13 Desember 2019   22:54 Diperbarui: 13 Desember 2019   22:59 3848
+
Laporkan Konten
Laporkan Akun
Kompasiana adalah platform blog. Konten ini menjadi tanggung jawab bloger dan tidak mewakili pandangan redaksi Kompas.

Filsafat Tentang Apriori 

Istilah "apriori" dan "aposteriori" digunakan terutama untuk menunjukkan fondasi tempat proposisi diketahui. Proposisi yang diberikan dapat diketahui secara apriori jika dapat diketahui terlepas dari pengalaman selain dari pengalaman belajar bahasa di mana proposisi diekspresikan, sedangkan proposisi yang dapat diketahui a posteriori dikenal berdasarkan pengalaman. Misalnya, proposisi semua bujangan belum menikah adalah apriori, dan proposisi hujan di luar sekarang adalah aposteriori.

Perbedaan antara kedua istilah ini bersifat episteme  dan langsung berkaitan dengan pembenaran mengapa item pengetahuan tertentu dipegang. Sebagai contoh, seseorang yang tahu (apriori) "Semua bujangan belum menikah" tidak perlu mengalami status belum menikah dari semua   atau memang ada   bujangan untuk membenarkan proposisi ini. Sebaliknya, jika saya tahu "hujan turun di luar," pengetahuan tentang proposisi ini harus dibenarkan dengan menarik pengalaman seseorang tentang cuaca.

Pembedaan apriori / aposteriori, seperti yang ditunjukkan di bawah ini, tidak boleh dikacaukan dengan dikotomi serupa dari yang diperlukan dan kontingen atau dikotomi analitik dan sintetik. Meskipun demikian, perbedaan apriori / aposteriori itu sendiri bukan tanpa kontroversi. 

Poin-poin utama yang menonjol dalam sejarah adalah bagaimana mendefinisikan konsep "pengalaman" yang menjadi dasar pembedaan, dan apakah atau dalam arti apa pengetahuan memang bisa ada secara independen dari semua pengalaman. 

Masalah yang terakhir menimbulkan pertanyaan-pertanyaan penting mengenai dasar positif, yaitu aktual, dari pengetahuan apriori  pertanyaan-pertanyaan yang berusaha dijawab oleh banyak filsuf. Kant, misalnya, menganjurkan bentuk pembenaran "transendental" yang melibatkan "wawasan rasional" yang terhubung dengan, tetapi tidak segera muncul dari, pengalaman empiris.

Apriori " dan " a osteriori "merujuk terutama pada bagaimana, atau atas dasar apa, suatu proposisi dapat diketahui.
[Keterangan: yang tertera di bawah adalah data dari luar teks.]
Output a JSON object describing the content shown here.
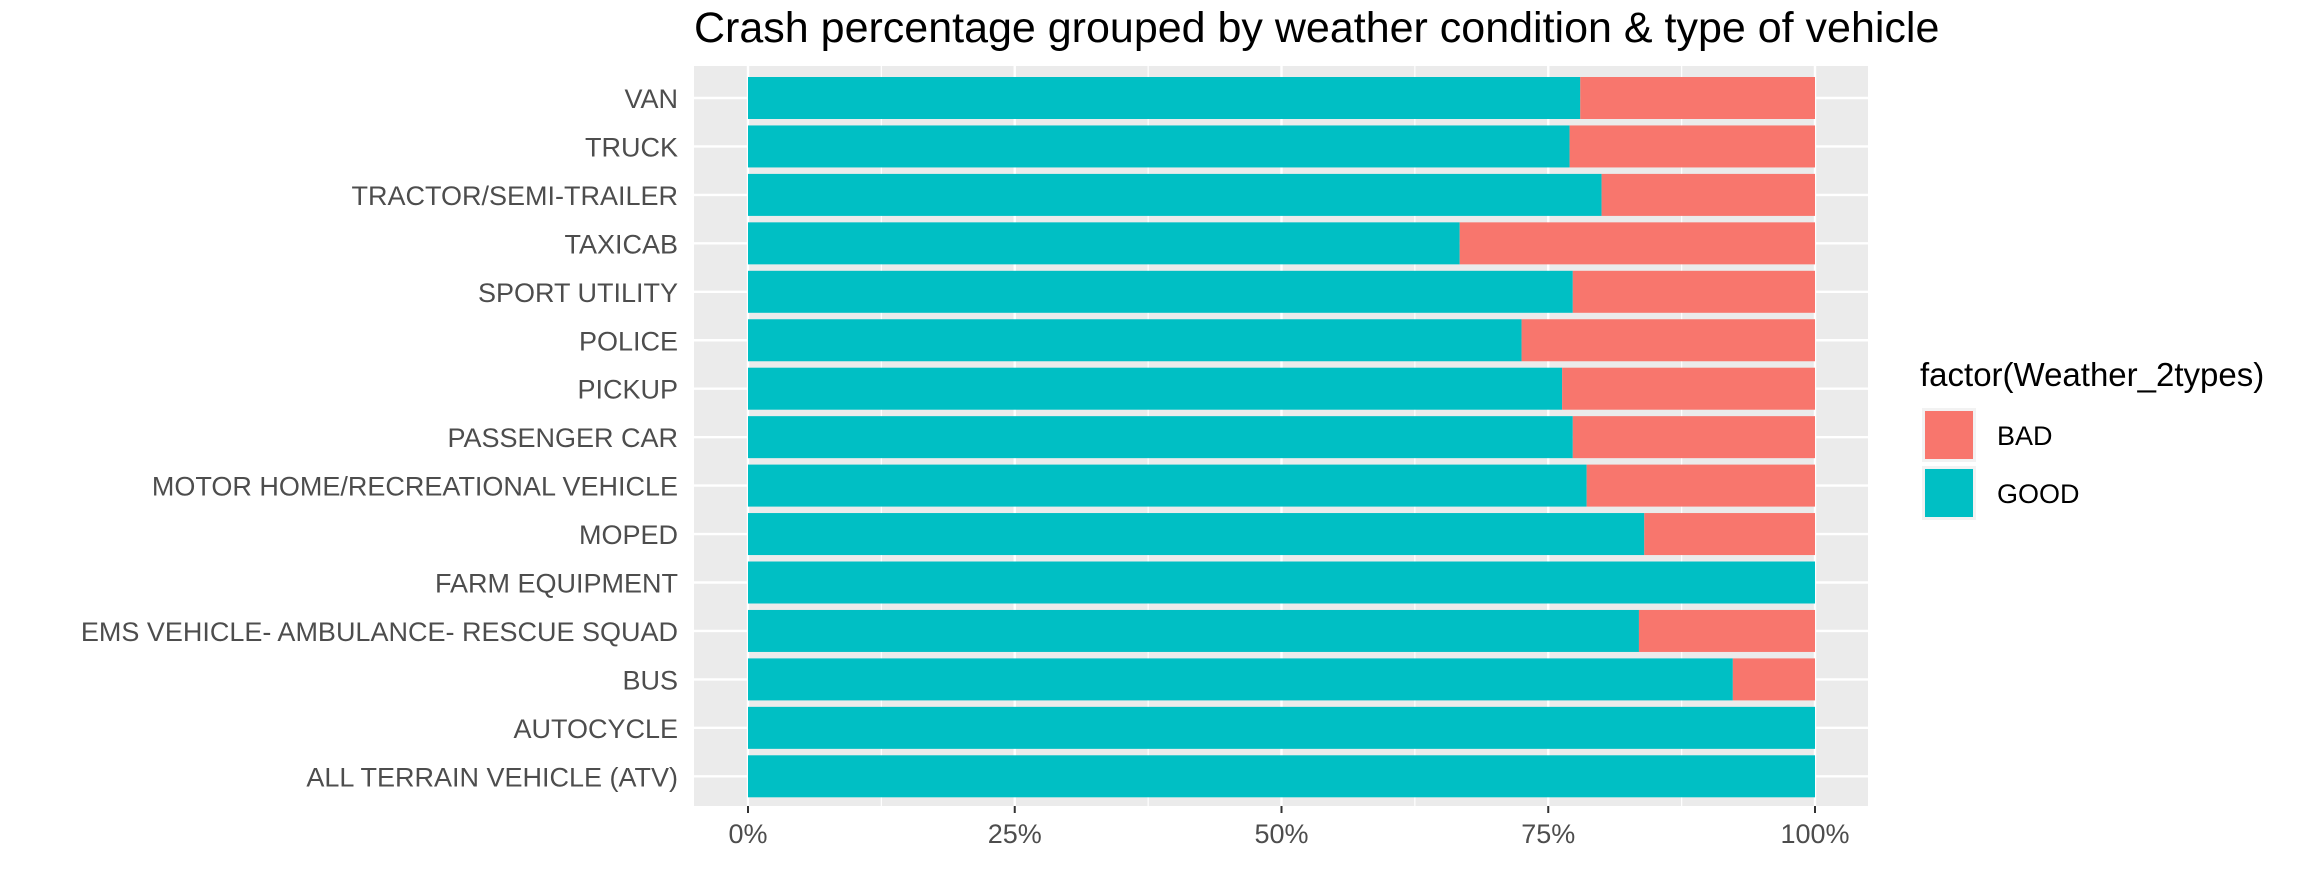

Secara umum, proposisi dapat diketahui secara apriori jika dapat diketahui secara independen dari pengalaman, sedangkan proposisi yang dapat diketahui suatu posteriori dapat diketahui berdasarkan pengalaman. Perbedaan antara pengetahuan a priori dan a posteriori dengan demikian secara luas sesuai dengan perbedaan antara pengetahuan empiris dan non-empiris.

Perbedaan a priori / a posteriori kadang-kadang diterapkan pada hal-hal selain cara mengetahui, misalnya, pada proposisi dan argumen. Proposisi apriori adalah propri yang dapat diketahui apriori dan argumen apriori adalah proposisi yang merupakan proposisi apriori. Sejalan dengan itu, proposisi a posteriori dapat diketahui sebagai a posteriori, sedangkan argumen a posteriori adalah salah satu premis yang merupakan proposisi posteriori. 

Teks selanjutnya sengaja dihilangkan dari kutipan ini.